Selçuklu veya beylikler dönemine ait olduğu anlaşılan yapının kuzey cephesinde
üst kata çıkan merdivenler yer alırken, alt katın büyük oranda sağlam ve ayakta
olduğu görüldü. Yine kuzey cephesinin önünde yapının içinden çıkartıldığı
düşünülen İslami lahit formunda mezar taşı tespit edilirken, kazılarda bu mezar
taşının yaklaşık 3’te 1’ine ulaşılabildi.

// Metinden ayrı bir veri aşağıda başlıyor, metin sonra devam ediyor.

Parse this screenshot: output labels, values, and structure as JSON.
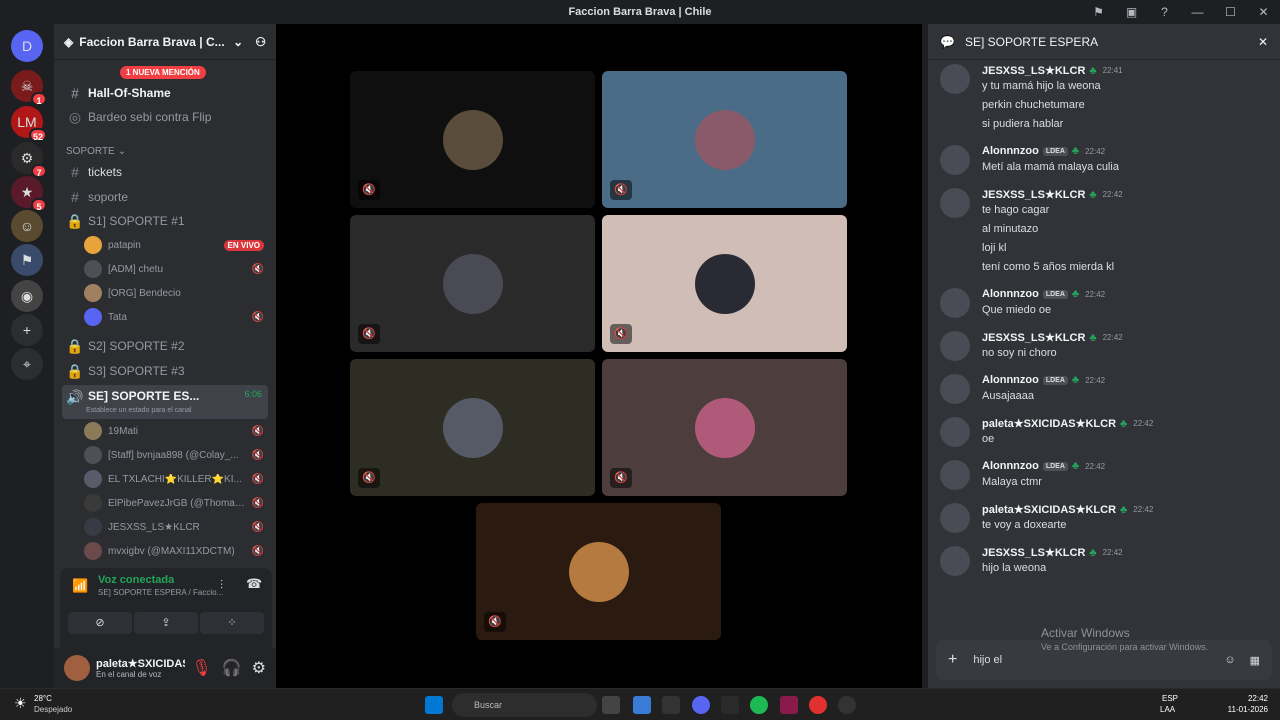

Ayrıca mezar taşının okunabilen
bölümünde ‘el muhtaç ila rahmetullahi’ (Allah’ın rahmetine muhtaç olan) yazdığı
görülürken, kazılar sonucunda bugüne kadar bilinmeyen bir Selçuklu eseri daha
şehre kazandırılmış oldu.
Kazı çalışmaları tamamlanan eyvan tipi türbeyi yerinde
inceleyen Başkan Büyükkılıç, kazı ile ilgili İl Kültür ve Turizm Müdürü Şükrü
Dursun ile Kent Tarihi ve Tanıtımı Daire Başkanı Gürcan Senem’den bilgiler
aldı.
“YİNE BİR SELÇUKLU ESERİ GÜN YÜZÜNE ÇIKMIŞ OLUYOR”
Başkan Büyükkılıç, konu ile ilgili yaptığı açıklamada, Selçuklu medeniyetinin merkezlerinden birisi
olan Kayseri’de yeni bir Selçuklu eserini daha gün yüzüne çıkarttıklarını
belirterek şunları söyledi:
“Kayseri bir açık hava müzesi diye hep söylüyoruz. Şu anda
Seyyid Burhaneddin hazretlerinin metfun olduğu mezarlıktayız. Malumunuz Seyyid
Burhaneddin Hazretleri 1200’lü yıllara ait bir dönemi çağrıştırır. Burada da
yeni yaptığımız bir kazıda yine bir Selçuklu eseri gün yüzüne çıkmış oluyor.
Bir türbe olarak, bilirkişilerimizin tespitleri o doğrultuda. Daha önceki
yaptığımız kazıda kemiklik olarak nitelendirdiğimiz bölüm var idi.
Kazılarımızın devam edip sonlanma aşamasında gördüğümüz şekliyle bunun metfun
olan kabrin olduğu kısmın da ortaya çıktığı ve bir türbe olduğu kanaati oluştu.
Daha önceki Selçuklu dönemine ait yapılmış olan çalışmaların benzeri burada söz
konusu. Yaklaşık bin 300’lü yıllar Selçuklular dönemi ya da daha sonrasındaki
beylikler dönemi olarak tanımlanıyor.”
“KAYSERİ’DE TARİHE SAHİP ÇIKMAYA DEVAM EDECEĞİZ”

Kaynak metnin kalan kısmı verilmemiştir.